Africa and the Middle East

The lack of resources, including medical devices and distribution channels, "necessitates the reuse of single-use devices" in much of Africa. This includes the reuse of syringes and needles that have not been sterilized, and even rubber gloves. In the Middle East, available data indicates that reuse of SUDs is common throughout Arab countries (particularly for cardiac catheters), despite the absence of a regulatory framework. Reprocessing in both Africa and the Middle East is done at the user-facility level.

Israel

Israel does not have regulations in place specific to the reprocessing of SUDs, but as a general matter, medical devices must be registered with the Ministry of Health (MOH) before they can be sold in the country.
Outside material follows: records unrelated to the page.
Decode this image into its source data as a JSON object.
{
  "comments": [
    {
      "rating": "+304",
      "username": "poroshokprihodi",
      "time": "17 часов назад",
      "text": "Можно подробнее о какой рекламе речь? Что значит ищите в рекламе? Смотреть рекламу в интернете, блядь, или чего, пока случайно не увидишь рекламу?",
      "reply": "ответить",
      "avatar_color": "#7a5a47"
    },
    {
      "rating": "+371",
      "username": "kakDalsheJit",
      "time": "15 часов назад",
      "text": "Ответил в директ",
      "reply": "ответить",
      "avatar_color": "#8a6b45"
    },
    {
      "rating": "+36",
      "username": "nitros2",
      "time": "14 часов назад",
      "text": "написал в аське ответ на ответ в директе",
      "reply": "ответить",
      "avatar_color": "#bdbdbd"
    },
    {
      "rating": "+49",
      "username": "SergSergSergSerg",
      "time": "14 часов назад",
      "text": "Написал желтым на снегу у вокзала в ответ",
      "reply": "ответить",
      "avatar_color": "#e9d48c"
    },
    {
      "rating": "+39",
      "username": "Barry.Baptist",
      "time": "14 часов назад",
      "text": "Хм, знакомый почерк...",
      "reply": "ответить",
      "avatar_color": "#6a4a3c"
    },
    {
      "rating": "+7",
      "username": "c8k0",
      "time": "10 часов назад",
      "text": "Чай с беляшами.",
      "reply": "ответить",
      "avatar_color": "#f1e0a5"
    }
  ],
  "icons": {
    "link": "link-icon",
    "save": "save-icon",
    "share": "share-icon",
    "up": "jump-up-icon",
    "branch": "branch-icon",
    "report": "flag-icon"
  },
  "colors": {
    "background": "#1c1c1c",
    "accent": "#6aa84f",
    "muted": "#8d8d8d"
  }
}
If a product is approved by the U.S. FDA, it will generally be registered by the MOH with no further testing requirements and, therefore, may be lawfully marketed in the country. Consistent with this policy, FDA-cleared reprocessed devices have been registered with MOH and are actively imported into the country.

Asia/Japan

The reuse of SUDs in much of Asia is common, particularly for injection needles. For the most part, there are no national regulations governing reuse of SUDs and, thus, third-party reprocessors do not offer their services in Asia. Rather, most reuse in Asia is conducted in an unregulated-manner at the user-facility level. Reprocessing is not currently regulated in Japan, but, available data indicates that the reuse of SUDs is relatively common. A 2003 survey found that 80 to 90 percent of hospitals reused SUDs.

Australia

Australia enacted regulations regarding the reprocessing ("remanufacturing" in Australia) of SUDs in 2003. Similar to the U.S., in Australia, all reprocessors (third-party, hospital, and OEM) must conform to medical device manufacturer requirements as regulated by the Therapeutic Goods Administration (TGA). Prior to implementation of these requirements, hospital reprocessing of SUDs was common.

Canada

Health Canada does not currently regulate reprocessed single-use devices or the third-party companies that are reprocessing these devices for Canadian hospitals.  Whether or not to reprocess a single-use device is determined by the territorial and provincial health ministries as well as hospital boards. A number of provinces have adopted similar positions that allow for the reprocessing of SUDs if the third party reprocessor is regulated by the FDA.

British Columbia

British Columbia issued a policy to its health authorities stating that by January 1, 2008, all health authorities must have eliminated the reprocessing and reuse of critical contact SUDs, unless they have been reprocessed by a licensed third-party reprocessor that is certified by a national regulatory authority such as Health Canada or the U.S. Food and Drug Administration.  The policy was revised in 2011 with additional information that sharps (e.g. scalpel blades, drill bits, saw blades, shavers) and needles shall be single-use and shall not be reprocessed.

Manitoba

Manitoba does not permit hospitals to reuse SUDs in-house, but does permit hospitals to contract with an FDA regulated vendor, among other requirements.

Alberta
Alberta Health Services issued a policy in 2012 prohibiting the reuse and reprocessing of both critical and semi-critical single-use medical devices.

Northwest Territories
Since 2005, the Northwest Territories have prohibited reprocessing. Specifically, the Northwest Territories Department of Health and Social Services revised its Hospital and Health Care Facility Standards Regulations to require that "a disposable device intended to be used on a patient during a single procedure shall not be used on a patient for more than one procedure and shall not be used on another patient".

Ontario

In 2006, the Ontario Ministry of Health and Long Term Care endorsed a guidance document developed by its Provincial Infectious Diseases Advisory Committee (PIDAC) advising that critical and semi-critical SUDs must not be reprocessed and reused, unless the reprocessing is done by a licensed reprocessor.

Saskatchewan

In 2013, The Saskatchewan Ministry of Health affirmed a policy outlining requirements for hospitals that reprocess SUDs. Consistent with the policies of other provinces, Saskatchewan requires, among other things, that hospitals outsource to an FDA regulated vendor.